One carer said the stormbreak activity Cross Country Challenge was a “perfect distraction” when a child was becoming dysregulated. She described how the activity left him calmer, settled and more focused—exactly the kinds of emotional-regulation improvements that research links to reduced risk of placement disruption.
Building Emotional Literacy and Resilience
Carers consistently reported improvements in children’s emotional vocabulary and ability to regulate feelings. Activities like Roll With It and Cross Country Challenge were described as fun, engaging, and effective in diffusing tension and promoting calm.
Research backs this: emotional literacy and resilience in both carers and children are identified as protective factors for placement stability, with studies showing fewer disruptions when carers can interpret behaviour through a trauma-informed lens and respond with empathy rather than consequences.
“Placement instability has clear and lasting associations with behavioural difficulties, poorer mental-health outcomes, and reduced relationship security.”

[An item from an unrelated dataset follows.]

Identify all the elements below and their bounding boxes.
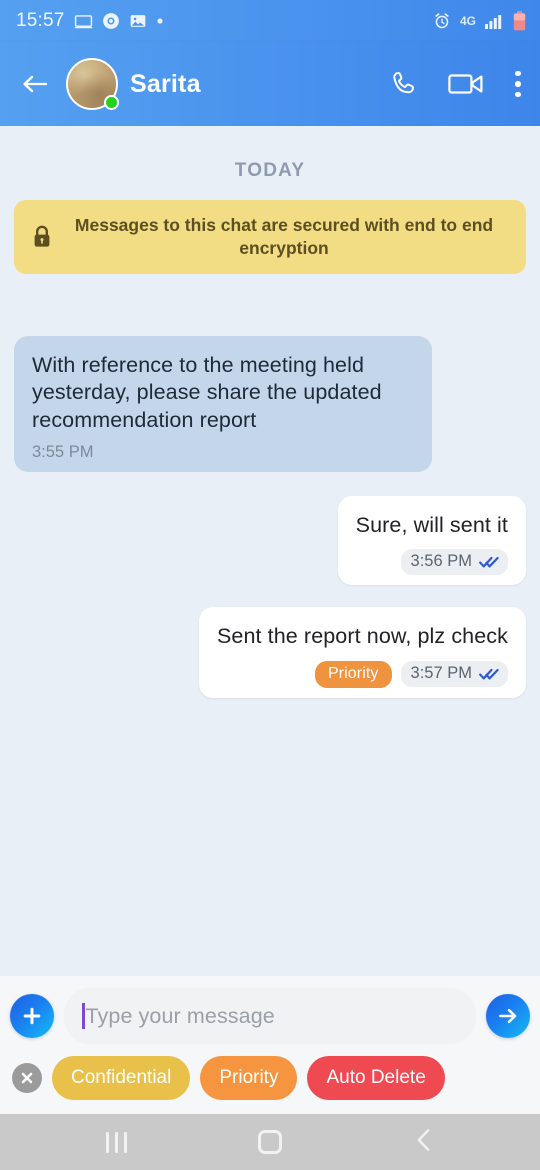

A Holistic Approach That Works
Stormbreak doesn’t just support children, it uplifts carers too. Many participants reflected on their own self-care needs, finding renewed optimism and confidence through the programme. The hands-on nature of the sessions, combined with peer support and shared learning, created a safe space for carers to grow alongside their children.
One carer summed it up perfectly: “I wish I’d had this training sooner… it could have prevented a placement breakdown.”

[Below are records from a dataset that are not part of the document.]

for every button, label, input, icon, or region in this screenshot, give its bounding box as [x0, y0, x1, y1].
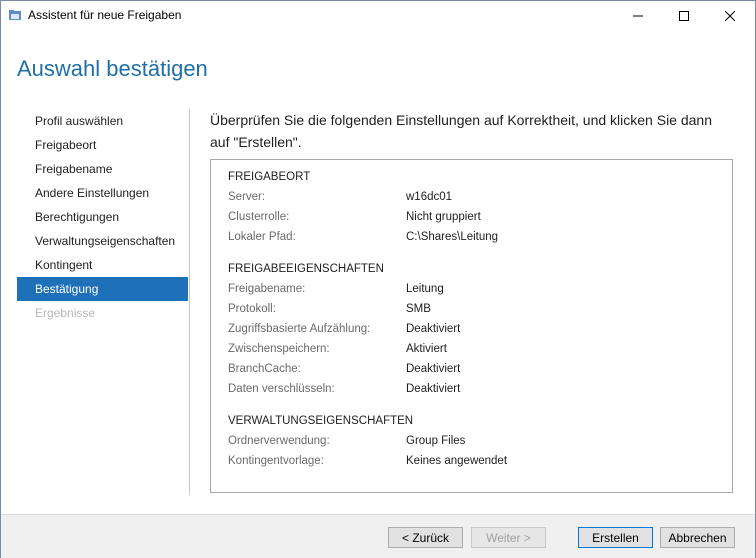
nav-item-kontingent[interactable]: Kontingent — [17, 253, 188, 277]
row-value: Keines angewendet — [406, 455, 508, 467]
cancel-button[interactable]: Abbrechen — [660, 527, 735, 548]
section-title-verwaltungseigenschaften: VERWALTUNGSEIGENSCHAFTEN — [228, 415, 414, 427]
row-value: Nicht gruppiert — [406, 211, 481, 223]
row-value: Aktiviert — [406, 343, 447, 355]
row-label: Protokoll: — [228, 303, 276, 315]
title-bar[interactable]: Assistent für neue Freigaben — [1, 1, 755, 30]
section-title-freigabeort: FREIGABEORT — [228, 171, 311, 183]
summary-panel: FREIGABEORT Server: w16dc01 Clusterrolle… — [210, 159, 733, 493]
share-folder-icon — [9, 10, 21, 20]
nav-item-profil[interactable]: Profil auswählen — [17, 109, 188, 133]
wizard-window: Assistent für neue Freigaben Auswahl bes… — [0, 0, 756, 558]
nav-divider — [189, 109, 190, 495]
minimize-button[interactable] — [615, 1, 661, 30]
nav-item-ergebnisse: Ergebnisse — [35, 306, 96, 320]
section-title-freigabeeigenschaften: FREIGABEEIGENSCHAFTEN — [228, 263, 384, 275]
row-label: Clusterrolle: — [228, 211, 290, 223]
back-button[interactable]: < Zurück — [388, 527, 463, 548]
row-value: C:\Shares\Leitung — [406, 231, 499, 243]
create-button[interactable]: Erstellen — [578, 527, 653, 548]
nav-item-freigabename[interactable]: Freigabename — [17, 157, 188, 181]
row-label: Daten verschlüsseln: — [228, 383, 335, 395]
row-label: Freigabename: — [228, 283, 306, 295]
next-button: Weiter > — [471, 527, 546, 548]
footer-bar: < Zurück Weiter > Erstellen Abbrechen — [1, 514, 755, 558]
intro-text: Überprüfen Sie die folgenden Einstellung… — [210, 112, 712, 150]
row-label: BranchCache: — [228, 363, 301, 375]
window-title: Assistent für neue Freigaben — [28, 8, 182, 22]
row-value: Deaktiviert — [406, 383, 461, 395]
wizard-nav: Profil auswählen Freigabeort Freigabenam… — [17, 109, 188, 325]
row-label: Kontingentvorlage: — [228, 455, 324, 467]
row-value: Group Files — [406, 435, 466, 447]
row-label: Zwischenspeichern: — [228, 343, 330, 355]
row-value: Deaktiviert — [406, 323, 461, 335]
nav-item-andere-einstellungen[interactable]: Andere Einstellungen — [17, 181, 188, 205]
row-value: SMB — [406, 303, 431, 315]
row-value: w16dc01 — [406, 191, 453, 203]
nav-item-bestaetigung[interactable]: Bestätigung — [17, 277, 188, 301]
close-icon — [725, 10, 735, 21]
page-title: Auswahl bestätigen — [17, 56, 208, 81]
maximize-icon — [679, 10, 689, 21]
close-button[interactable] — [707, 1, 753, 30]
minimize-icon — [633, 15, 643, 16]
row-label: Lokaler Pfad: — [228, 231, 296, 243]
row-label: Zugriffsbasierte Aufzählung: — [228, 323, 371, 335]
nav-item-berechtigungen[interactable]: Berechtigungen — [17, 205, 188, 229]
row-value: Deaktiviert — [406, 363, 461, 375]
maximize-button[interactable] — [661, 1, 707, 30]
nav-item-verwaltungseigenschaften[interactable]: Verwaltungseigenschaften — [17, 229, 188, 253]
row-label: Ordnerverwendung: — [228, 435, 330, 447]
row-label: Server: — [228, 191, 266, 203]
nav-item-freigabeort[interactable]: Freigabeort — [17, 133, 188, 157]
row-value: Leitung — [406, 283, 444, 295]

This directly reflects evidence from the literature: structured carer training and emotional-support programmes show “promising improvements” in placement stability and carer confidence, especially when they include relational skills, emotional literacy, and trauma-informed strategies, core components of the Together approach.
Looking Ahead
The Together Programme is more than an approach—it’s a movement rooted in place. By working directly with carers in their communities, stormbreak ensures that support is relevant, accessible, and sustainable. This place-based approach helps families build stronger relationships, navigate emotional challenges, and foster resilience in ways that are joyful, practical, and deeply human.
For organisations looking to support carers and children in meaningful, lasting ways, stormbreak’s Together Approach offers a proven, research-aligned and compassionate path forward, grounded in local connection, emotional wellbeing and national impact.
References:
1. Maguire, D. (2024).
A systematic review of the impact of placement instability on emotional and behavioural outcomes among children in foster care. Available via PubMed/PMC.

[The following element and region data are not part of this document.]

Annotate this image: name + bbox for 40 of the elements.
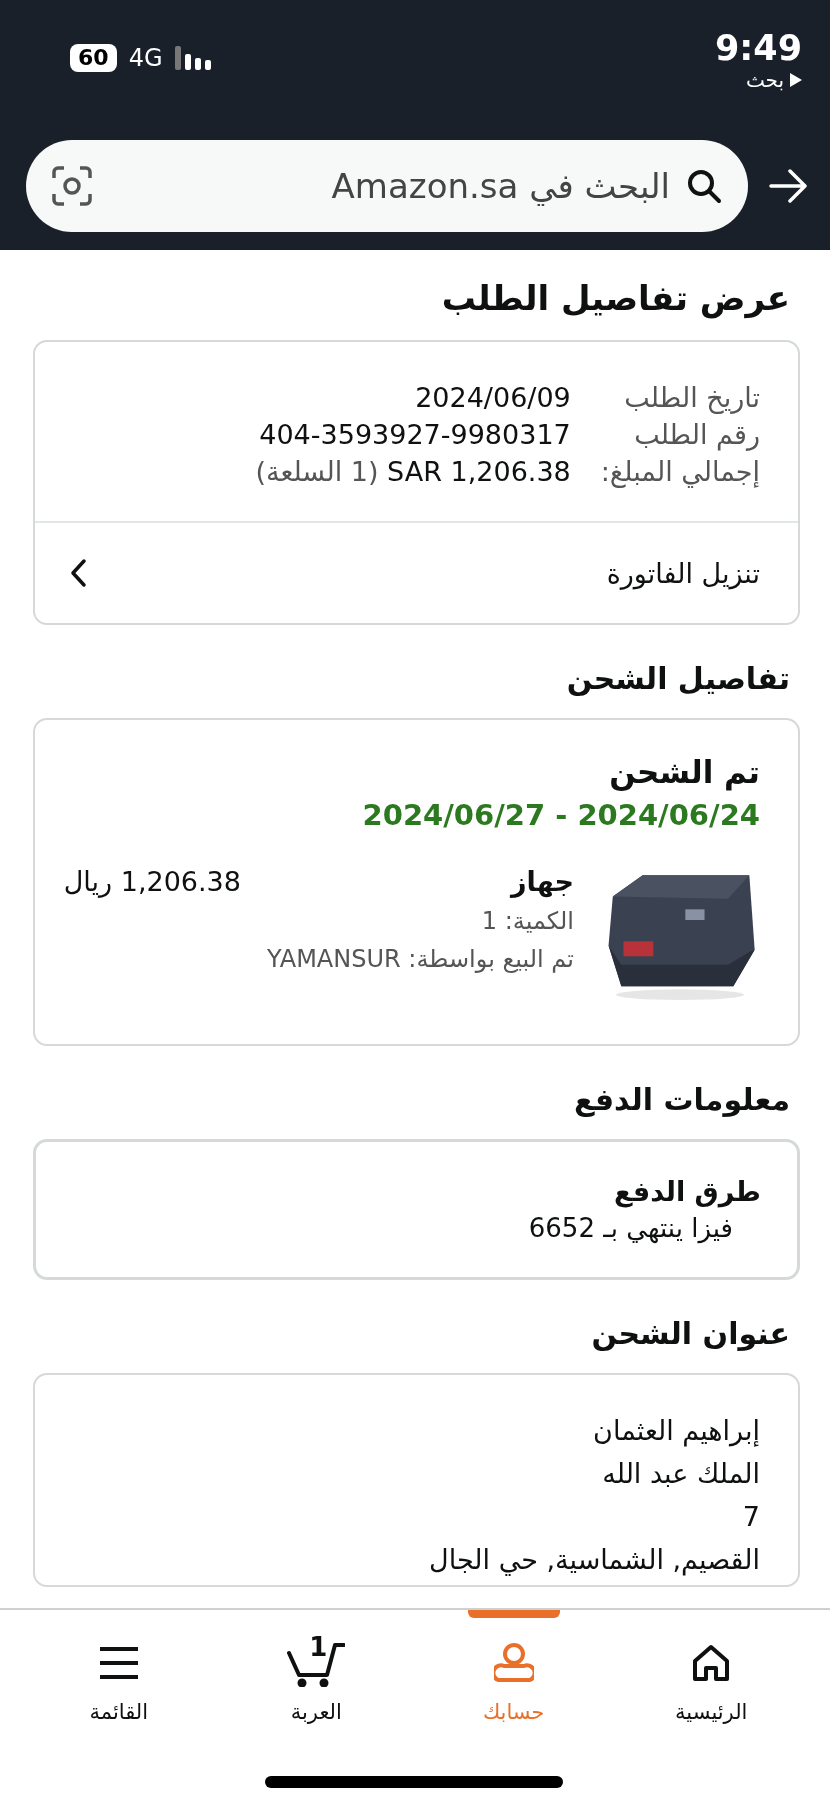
product-price: 1,206.38 ريال (63, 866, 241, 900)
shipment-status: تم الشحن (608, 754, 760, 790)
download-invoice-link[interactable]: تنزيل الفاتورة (35, 523, 798, 623)
cart-count: 1 (309, 1632, 328, 1662)
back-to-app-link[interactable]: بحث (745, 68, 802, 92)
field-label: رقم الطلب (633, 419, 760, 450)
quantity-text: الكمية: 1 (480, 907, 574, 935)
section-heading: تفاصيل الشحن (565, 661, 790, 696)
nav-tab[interactable]: الرئيسية (612, 1610, 810, 1724)
battery-indicator: 60 (70, 44, 117, 72)
address-line: القصيم, الشماسية, حي الجال (429, 1544, 760, 1575)
play-triangle-icon (790, 73, 802, 87)
address-line: إبراهيم العثمان (593, 1415, 760, 1446)
home-icon (691, 1643, 732, 1683)
seller-text: تم البيع بواسطة: YAMANSUR (266, 945, 574, 973)
field-value: 2024/06/09 (415, 382, 571, 413)
person-icon (493, 1642, 534, 1684)
delivery-dates: 2024/06/24 - 2024/06/27 (361, 798, 760, 832)
search-field[interactable]: البحث في Amazon.sa (106, 165, 672, 207)
arrow-right-icon[interactable] (768, 169, 808, 203)
search-bar[interactable]: البحث في Amazon.sa (26, 140, 748, 232)
signal-icon (174, 46, 211, 70)
camera-scan-icon[interactable] (52, 166, 92, 206)
clock-time: 9:49 (714, 28, 802, 68)
menu-icon (97, 1646, 140, 1680)
search-icon (686, 168, 722, 204)
field-value: 404-3593927-9980317 (259, 419, 571, 450)
section-heading: عنوان الشحن (590, 1316, 790, 1351)
page-title: عرض تفاصيل الطلب (440, 278, 790, 318)
network-label: 4G (128, 44, 163, 72)
payment-method-text: فيزا ينتهي بـ 6652 (527, 1213, 733, 1243)
product-name[interactable]: جهاز (266, 866, 574, 897)
chevron-left-icon (69, 558, 87, 588)
address-line: الملك عبد الله (602, 1458, 760, 1489)
payment-method-title: طرق الدفع (613, 1176, 761, 1207)
nav-tab[interactable]: القائمة (20, 1610, 218, 1724)
field-label: إجمالي المبلغ: (600, 456, 760, 487)
address-line: 7 (742, 1501, 760, 1532)
section-heading: معلومات الدفع (573, 1082, 790, 1117)
field-label: تاريخ الطلب (623, 382, 760, 413)
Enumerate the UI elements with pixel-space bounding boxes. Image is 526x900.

2. Varnish, C., Phillips, A., et al. (2024).
The relationship between placement instability and mental health outcomes among children in care: A UK systematic review and meta-analysis. Working paper, SSRN / Bath Research Portal.
3. Rock, S., Michelson, D., Thomson, S., & Day, C. (2015).
Understanding foster placement instability for looked-after children: A systematic review and narrative synthesis. British Journal of Social Work. Oxford University Press.
4. Pixley, J. T. (2023–2024).
Foster parent factors associated with placement stability. Taylor & Francis Online (journal and publication details not specified in original file).
5. Evans, R., et al. (2023).
Interventions targeting the mental health and wellbeing of children in care: A systematic review. Systematic Reviews (BioMed Central).